Granby looked at Laurence helplessly; Laurence drew and released a deep breath. “Very well,” he said, grimly. “I will be guided by you, gentlemen.”

 

He would rather have forgone the study, and closeted himself with Granby until he knew every detail that could be obtained of the last eight years from one who had been his close companion in nearly all of that time, from what he understood. But he could not refuse Hammond’s request. His weakness of brain had already endangered their cause—it was incumbent upon him to do whatever he might to assist a mission whose urgency was evident.

 

Britain’s situation, and that of all Europe, was more desperate than he had feared at the worst. Granby had, to his great comfort, been able to assure him of the health of his family, but little else of good could be said. The story of the invasion of Britain, of which he until now had received only the faintest outlines, had filled Laurence with horror: Nelson dead—Nelson, and fourteen ships-of-the-line sunk. Even so complete a victory over Napoleon as had been achieved could scarcely compensate for such a loss.

 

Indeed, Laurence was forced to give some credence to Pettiforth’s concerns: if there had been more such disasters, in the years he had lost, he did wonder how well he might support the news. “But I must learn something of my duties,” he said, “enough at least to carry them out: there is no telling but we may see battle, and at least the dragons must be exercised, surely?
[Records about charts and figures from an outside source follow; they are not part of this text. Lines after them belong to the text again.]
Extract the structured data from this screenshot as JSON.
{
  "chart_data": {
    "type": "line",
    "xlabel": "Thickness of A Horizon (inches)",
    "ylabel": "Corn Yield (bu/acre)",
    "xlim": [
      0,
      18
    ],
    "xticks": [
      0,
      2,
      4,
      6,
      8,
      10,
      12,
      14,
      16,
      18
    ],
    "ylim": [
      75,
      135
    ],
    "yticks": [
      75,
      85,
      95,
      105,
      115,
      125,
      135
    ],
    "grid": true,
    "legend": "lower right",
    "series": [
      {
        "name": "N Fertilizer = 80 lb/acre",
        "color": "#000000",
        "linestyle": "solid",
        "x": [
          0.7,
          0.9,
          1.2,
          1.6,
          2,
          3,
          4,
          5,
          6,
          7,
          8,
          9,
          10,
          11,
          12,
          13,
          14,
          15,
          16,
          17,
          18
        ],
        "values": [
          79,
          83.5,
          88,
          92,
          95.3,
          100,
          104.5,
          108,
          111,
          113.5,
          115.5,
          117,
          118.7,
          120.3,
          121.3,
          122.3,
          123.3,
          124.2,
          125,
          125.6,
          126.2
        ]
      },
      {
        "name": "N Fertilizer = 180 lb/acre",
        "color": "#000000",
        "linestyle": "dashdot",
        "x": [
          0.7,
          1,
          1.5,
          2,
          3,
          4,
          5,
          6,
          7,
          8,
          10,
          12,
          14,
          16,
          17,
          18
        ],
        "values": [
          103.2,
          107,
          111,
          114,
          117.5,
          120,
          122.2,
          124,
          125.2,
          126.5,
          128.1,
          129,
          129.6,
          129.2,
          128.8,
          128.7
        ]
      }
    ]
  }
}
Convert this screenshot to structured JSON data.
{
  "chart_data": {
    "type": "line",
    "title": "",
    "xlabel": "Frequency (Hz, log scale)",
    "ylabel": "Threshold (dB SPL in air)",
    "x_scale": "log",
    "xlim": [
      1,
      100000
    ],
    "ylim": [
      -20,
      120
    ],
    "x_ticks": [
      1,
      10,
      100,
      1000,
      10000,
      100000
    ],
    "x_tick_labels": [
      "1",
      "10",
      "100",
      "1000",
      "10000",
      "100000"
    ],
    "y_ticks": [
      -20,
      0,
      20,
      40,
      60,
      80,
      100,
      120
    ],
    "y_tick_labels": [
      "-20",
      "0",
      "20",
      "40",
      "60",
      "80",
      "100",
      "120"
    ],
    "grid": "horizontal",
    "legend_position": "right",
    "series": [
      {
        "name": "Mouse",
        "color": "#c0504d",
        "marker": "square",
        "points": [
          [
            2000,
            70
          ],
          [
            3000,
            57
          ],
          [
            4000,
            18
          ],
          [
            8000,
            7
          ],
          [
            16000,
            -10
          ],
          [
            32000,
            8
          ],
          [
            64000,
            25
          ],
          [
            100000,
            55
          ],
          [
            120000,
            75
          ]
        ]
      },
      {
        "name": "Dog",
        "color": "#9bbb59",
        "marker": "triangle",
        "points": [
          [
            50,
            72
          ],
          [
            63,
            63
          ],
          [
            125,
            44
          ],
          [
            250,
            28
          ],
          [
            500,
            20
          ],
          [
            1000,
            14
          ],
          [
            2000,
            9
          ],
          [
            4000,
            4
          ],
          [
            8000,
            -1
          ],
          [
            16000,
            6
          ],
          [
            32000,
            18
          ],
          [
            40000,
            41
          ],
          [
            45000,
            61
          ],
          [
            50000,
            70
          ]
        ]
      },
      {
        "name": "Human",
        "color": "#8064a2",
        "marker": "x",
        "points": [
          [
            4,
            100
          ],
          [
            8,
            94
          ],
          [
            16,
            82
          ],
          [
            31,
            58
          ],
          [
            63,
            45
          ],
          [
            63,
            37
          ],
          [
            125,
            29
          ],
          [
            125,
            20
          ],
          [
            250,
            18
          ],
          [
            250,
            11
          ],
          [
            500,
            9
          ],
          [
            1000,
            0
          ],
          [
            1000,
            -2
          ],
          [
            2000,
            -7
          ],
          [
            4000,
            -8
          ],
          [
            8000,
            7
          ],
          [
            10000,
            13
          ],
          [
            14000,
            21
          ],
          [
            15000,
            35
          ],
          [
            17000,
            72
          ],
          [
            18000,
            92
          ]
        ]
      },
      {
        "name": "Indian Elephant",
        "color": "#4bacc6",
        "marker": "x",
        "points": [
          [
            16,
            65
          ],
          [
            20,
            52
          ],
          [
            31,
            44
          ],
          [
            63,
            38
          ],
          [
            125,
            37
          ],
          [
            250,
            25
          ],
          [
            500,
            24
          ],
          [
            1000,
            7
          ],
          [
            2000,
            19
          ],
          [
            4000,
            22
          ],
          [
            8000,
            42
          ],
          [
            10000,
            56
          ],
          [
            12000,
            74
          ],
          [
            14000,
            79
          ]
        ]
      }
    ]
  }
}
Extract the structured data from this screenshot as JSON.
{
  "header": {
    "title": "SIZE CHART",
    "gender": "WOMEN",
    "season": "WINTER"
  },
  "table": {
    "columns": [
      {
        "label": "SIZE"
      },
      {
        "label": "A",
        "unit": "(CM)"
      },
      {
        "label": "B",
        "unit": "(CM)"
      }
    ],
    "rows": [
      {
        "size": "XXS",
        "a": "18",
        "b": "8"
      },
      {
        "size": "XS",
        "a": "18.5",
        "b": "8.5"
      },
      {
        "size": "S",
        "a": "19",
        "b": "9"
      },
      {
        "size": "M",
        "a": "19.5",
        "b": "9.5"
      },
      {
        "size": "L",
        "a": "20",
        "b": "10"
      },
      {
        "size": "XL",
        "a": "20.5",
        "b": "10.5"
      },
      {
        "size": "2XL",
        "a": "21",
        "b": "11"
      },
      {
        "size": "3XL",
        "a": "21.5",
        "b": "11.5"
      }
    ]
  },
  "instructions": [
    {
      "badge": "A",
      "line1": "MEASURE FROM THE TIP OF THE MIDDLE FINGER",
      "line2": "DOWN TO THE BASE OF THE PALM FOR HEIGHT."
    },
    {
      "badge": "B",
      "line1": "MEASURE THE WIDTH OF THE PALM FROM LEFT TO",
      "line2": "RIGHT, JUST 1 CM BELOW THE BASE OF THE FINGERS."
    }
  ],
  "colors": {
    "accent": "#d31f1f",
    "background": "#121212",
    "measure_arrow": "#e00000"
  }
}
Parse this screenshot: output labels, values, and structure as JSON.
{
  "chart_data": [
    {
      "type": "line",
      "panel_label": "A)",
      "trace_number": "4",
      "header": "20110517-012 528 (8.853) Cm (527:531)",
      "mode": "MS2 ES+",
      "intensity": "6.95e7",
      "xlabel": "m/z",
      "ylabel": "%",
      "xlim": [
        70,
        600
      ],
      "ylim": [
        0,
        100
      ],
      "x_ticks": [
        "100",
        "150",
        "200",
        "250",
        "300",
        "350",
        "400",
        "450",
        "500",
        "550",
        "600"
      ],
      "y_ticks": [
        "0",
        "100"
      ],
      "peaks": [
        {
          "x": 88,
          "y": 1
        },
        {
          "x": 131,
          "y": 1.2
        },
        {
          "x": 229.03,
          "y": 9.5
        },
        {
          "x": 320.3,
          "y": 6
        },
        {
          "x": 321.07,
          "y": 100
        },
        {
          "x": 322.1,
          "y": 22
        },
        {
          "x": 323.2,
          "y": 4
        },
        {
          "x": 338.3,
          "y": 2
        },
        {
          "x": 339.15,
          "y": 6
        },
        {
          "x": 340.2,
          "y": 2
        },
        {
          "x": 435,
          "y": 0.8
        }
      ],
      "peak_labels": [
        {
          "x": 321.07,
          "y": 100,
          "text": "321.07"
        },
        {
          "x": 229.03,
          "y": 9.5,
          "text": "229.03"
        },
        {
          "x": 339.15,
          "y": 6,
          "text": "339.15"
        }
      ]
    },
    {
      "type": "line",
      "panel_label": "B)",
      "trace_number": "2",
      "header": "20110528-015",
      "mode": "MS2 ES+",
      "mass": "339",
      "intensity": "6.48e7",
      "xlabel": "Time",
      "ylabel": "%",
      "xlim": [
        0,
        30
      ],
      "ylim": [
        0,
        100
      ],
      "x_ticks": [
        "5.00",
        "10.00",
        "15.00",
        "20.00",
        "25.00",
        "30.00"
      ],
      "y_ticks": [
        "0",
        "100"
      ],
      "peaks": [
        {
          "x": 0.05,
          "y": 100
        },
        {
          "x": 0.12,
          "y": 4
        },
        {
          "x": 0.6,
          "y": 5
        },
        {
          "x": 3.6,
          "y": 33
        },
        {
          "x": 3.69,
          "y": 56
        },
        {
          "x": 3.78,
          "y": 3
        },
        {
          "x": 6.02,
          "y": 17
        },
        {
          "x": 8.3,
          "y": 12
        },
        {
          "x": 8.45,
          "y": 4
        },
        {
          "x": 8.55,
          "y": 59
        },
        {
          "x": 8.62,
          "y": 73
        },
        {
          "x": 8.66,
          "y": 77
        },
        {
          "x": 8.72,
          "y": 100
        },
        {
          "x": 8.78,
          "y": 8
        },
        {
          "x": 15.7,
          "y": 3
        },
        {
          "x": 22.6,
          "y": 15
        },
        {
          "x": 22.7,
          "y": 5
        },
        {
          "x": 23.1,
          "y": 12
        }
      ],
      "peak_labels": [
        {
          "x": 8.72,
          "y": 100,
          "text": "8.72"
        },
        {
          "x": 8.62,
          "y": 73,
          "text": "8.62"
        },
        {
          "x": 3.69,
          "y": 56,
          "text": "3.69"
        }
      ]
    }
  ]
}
Captain Granby, who is the senior officer of our company?”

 

Granby rubbed his face with his good hand. “It has been all in the air, anyway—Harcourt has command of the formation, but you and I aren’t formally assigned to her, or she to either of us, and—oh, damn it all,” he muttered, at Laurence’s bafflement—her?—and turning said, “look, Hammond, I must tell him something.”

 

But even when Granby had explained, appallingly, that Longwings insisted on female captains, and that the slim young gentleman captaining that beast was indeed a woman, he had not much clarified their chain of command. “It goes by the beasts, you know,” he said. “It’s not much use our standing on ceremony, if they settle it otherwise amongst themselves; it don’t matter if a Winchester’s captain has twenty years on me when Iskierka gives a snort, you can be sure.”

 

With four heavy-weights and a Longwing aboard, such a policy must surely have kept the command in a state of peculiar confusion: all the more so that the captain of the largest beast, an immense golden creature called Kulingile, was scarcely more than a boy, and not British at all but from Africa; Laurence could hardly imagine how he had been appointed to his post. “Well, he wasn’t,” Granby said, “Demane is from Capetown, you took him and his brother up when—” He halted abruptly, biting his lip. “You took them up,” he continued awkwardly, leaving an ominous gap behind him, “as your runners, and he picked up the beast when no-one else would have it: came out of the shell deformed, and not the size of a lamb.”